Pantaskah Lombok Terus Dianak-emaskan?




Melihat tajuk berita ini tentu banyak yang bersyukur, infrastruktur strategis kita di NTB makin diperhatikan. Analisis tentang Lombok sebagai "bali kedua" semakin mendekati kenyataan. Konsep "ada gula ada semut" tentu tetap berlaku di dunia perencanaan kota dan wilayah. Dimana ada pusat-pusat ekonomi baru, di situ pula kunjungan dan investasi berpotensi meningkat.

Namun pertanyaannya sekarang: "why always Lombok? Apakah NTB hanya Lombok?". Kenapa bukan jembatan raksasa penghubung Lombok dan Sumbawa yang didahulukan?" Ini pertanyaan yang sering terdengar dalam beberapa tahun terakhir, di sela menguatnya hasrat Pulau Sumbawa untuk memekarkan diri menjadi provinsi sendiri. 

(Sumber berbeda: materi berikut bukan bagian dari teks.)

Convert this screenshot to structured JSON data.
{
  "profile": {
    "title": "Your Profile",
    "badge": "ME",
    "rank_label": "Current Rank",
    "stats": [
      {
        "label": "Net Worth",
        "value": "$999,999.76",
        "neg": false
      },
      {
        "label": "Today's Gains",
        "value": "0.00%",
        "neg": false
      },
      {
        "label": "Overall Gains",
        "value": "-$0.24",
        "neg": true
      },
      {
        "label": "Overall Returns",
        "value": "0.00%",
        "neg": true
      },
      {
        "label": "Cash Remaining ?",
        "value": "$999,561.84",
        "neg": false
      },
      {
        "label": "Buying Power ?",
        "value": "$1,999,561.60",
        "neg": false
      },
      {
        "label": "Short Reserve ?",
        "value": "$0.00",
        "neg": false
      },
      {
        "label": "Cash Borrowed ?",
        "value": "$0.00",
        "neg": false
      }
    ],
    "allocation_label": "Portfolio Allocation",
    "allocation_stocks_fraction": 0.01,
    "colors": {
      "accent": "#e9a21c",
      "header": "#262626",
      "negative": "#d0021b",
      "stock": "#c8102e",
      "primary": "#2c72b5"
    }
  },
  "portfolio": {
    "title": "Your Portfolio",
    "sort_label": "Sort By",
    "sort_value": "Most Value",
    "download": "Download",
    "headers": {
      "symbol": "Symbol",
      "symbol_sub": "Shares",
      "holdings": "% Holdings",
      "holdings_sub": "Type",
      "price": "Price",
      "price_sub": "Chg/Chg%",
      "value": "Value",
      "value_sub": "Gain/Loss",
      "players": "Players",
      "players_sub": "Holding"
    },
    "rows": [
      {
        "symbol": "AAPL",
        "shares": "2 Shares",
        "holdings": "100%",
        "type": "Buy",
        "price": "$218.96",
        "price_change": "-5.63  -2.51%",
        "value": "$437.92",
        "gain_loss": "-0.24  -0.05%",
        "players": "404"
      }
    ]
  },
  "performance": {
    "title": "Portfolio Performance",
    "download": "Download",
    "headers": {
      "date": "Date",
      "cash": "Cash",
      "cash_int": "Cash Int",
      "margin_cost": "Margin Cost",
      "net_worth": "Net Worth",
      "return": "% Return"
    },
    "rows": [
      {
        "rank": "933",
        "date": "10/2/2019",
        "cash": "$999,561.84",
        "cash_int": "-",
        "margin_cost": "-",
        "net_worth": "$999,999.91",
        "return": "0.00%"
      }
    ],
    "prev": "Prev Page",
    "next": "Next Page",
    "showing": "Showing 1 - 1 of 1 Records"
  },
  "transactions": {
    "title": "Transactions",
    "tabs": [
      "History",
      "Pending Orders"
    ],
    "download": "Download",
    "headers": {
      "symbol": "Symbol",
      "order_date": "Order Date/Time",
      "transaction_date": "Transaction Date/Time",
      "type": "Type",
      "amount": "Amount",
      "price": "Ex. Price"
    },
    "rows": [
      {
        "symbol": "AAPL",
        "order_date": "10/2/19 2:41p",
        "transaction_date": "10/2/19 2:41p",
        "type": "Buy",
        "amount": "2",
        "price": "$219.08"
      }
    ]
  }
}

Apakah ini berbicara ego kedaerahan? Tidak juga. Sebab, usulan pemekaran itu memang sudah digodok di tingkat legislator pusat. Data terbaru yang saya dapatkan dalam Daftar Usulan Pembentukan Daerah Otonom Baru (CDOB) 2025 oleh DPR Pusat, bahwa salah satu calon provinsi baru yang menjadi pokok bahasan adalah Provinsi Pulau Sumbawa (Kota Bima, Kabupaten Bima, Kabupaten Dompu, Kabupaten Sumbawa, Kabupaten Sumbawa Barat) dengan Sumbawa Besar sebagai Ibukota.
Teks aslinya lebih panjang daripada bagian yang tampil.